No entendí enseguida, pero cuando lo hice, moví la cabeza:
– ¡No, no, no he cambiado de opinión!
Así fue como tuve gemelos – Fernando y Teresa. Fernando comía como si no hubiera un mañana y Teresa era muy perezosa, pero aumentaba de peso.
Pregunté al jefe cómo podía ayudar al hospital. Escribió una lista:
– Cuanto más, mejor. Siempre hace falta.
No le dije a mi esposo sobre los gemelos por teléfono. Le pedí que viniera. Cuando los vio, se sentó impactado, tomó agua y preguntó:
– ¿Y la ecografía? Uh, bueno, ahora eso no importa… ¿Cómo los llamaste?
– ¿Y tú qué opinas?
– Bueno, pensábamos en Teresa, pero… ¿Fernando como mi abuelo?
Claro, le dije. Lloré, él creyó que de alegría, lo que era parcialmente cierto; estaba feliz, pero también aterrada porque mentí, porque dentro de dos días mentiría a todos.
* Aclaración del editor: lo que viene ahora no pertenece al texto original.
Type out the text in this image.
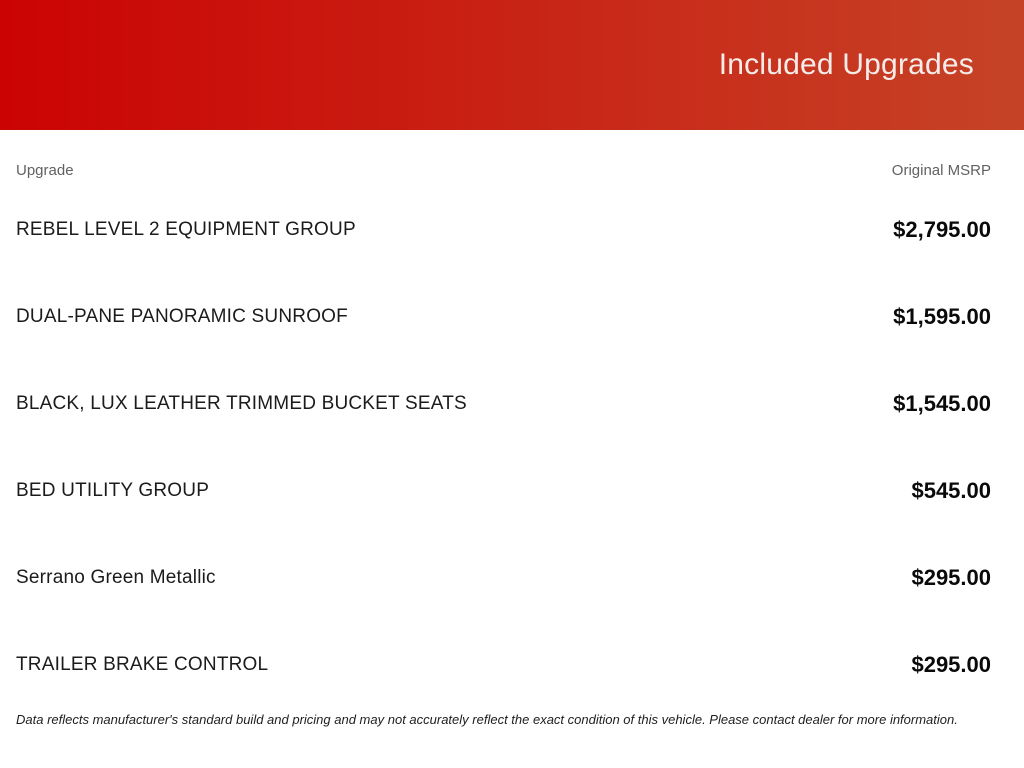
Included Upgrades
Upgrade	Original MSRP
REBEL LEVEL 2 EQUIPMENT GROUP	$2,795.00
DUAL-PANE PANORAMIC SUNROOF	$1,595.00
BLACK, LUX LEATHER TRIMMED BUCKET SEATS	$1,545.00
BED UTILITY GROUP	$545.00
Serrano Green Metallic	$295.00
TRAILER BRAKE CONTROL	$295.00

Data reflects manufacturer's standard build and pricing and may not accurately reflect the exact condition of this vehicle. Please contact dealer for more information.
No sé cómo gestionaron todo, pero desde el inicio todo estuvo en orden, desde las pulseras hasta el alta. El 21 de abril mis hijos cumplieron 15 años. Fuimos de pesca para celebrar. Regalamos a Fernando una caña de pescar y a Teresa una bicicleta de montaña. Decidí contarle a mi esposo, pero sabía que sobria no podría, tenía miedo, así que compré dos botellas de vino fuerte en el camino de regreso. A la sorpresa de mi esposo respondí “es una celebración”. Los niños se acostaron tarde y yo preparé una cena en la cocina. Con un poco de vino en el cuerpo lo solté. Iago escuchó y luego dijo:
– No te creo.
– ¡Te lo juro! – con un juramento tembloroso.
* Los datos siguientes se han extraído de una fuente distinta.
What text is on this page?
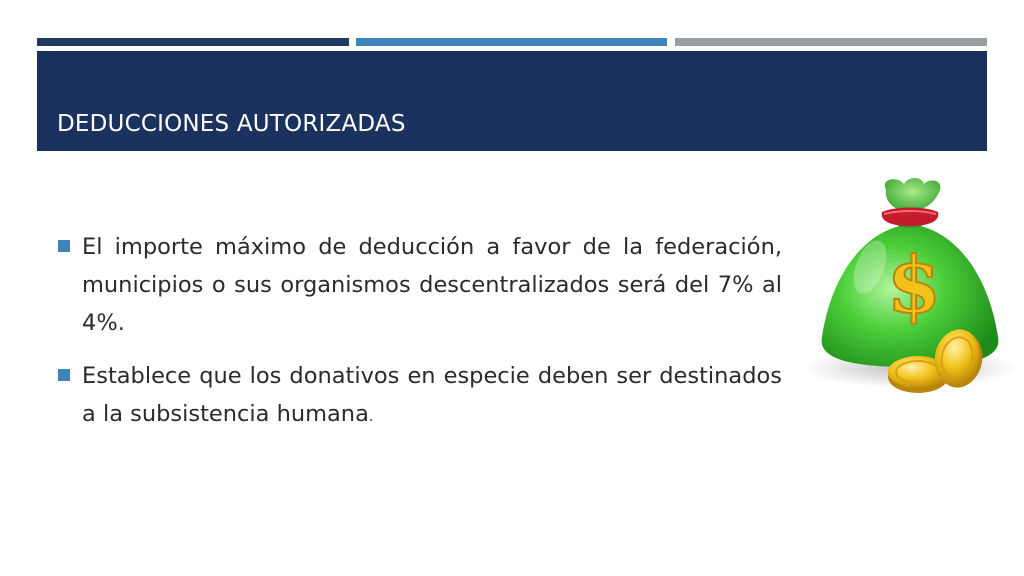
DEDUCCIONES AUTORIZADAS
El importe máximo de deducción a favor de la federación, municipios o sus organismos descentralizados será del 7% al 4%.
Establece que los donativos en especie deben ser destinados a la subsistencia humana.
$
La noche siguiente me preguntó de nuevo:
– ¿Es cierto?
– Sí, – respondí, tímida, con la cabeza agachada.
Conversamos largo rato; yo lloraba. Como si me hubiera quitado un peso de encima, él me comprendió.
– ¡Vaya que eres valiente! ¡Fernando, Teresa, vengan! – llamándolos me quedé con el corazón acelerado. – ¡Su madre es una mujer fuerte y sabia! ¡Tengan cuidado con ella! – dijo sonriendo.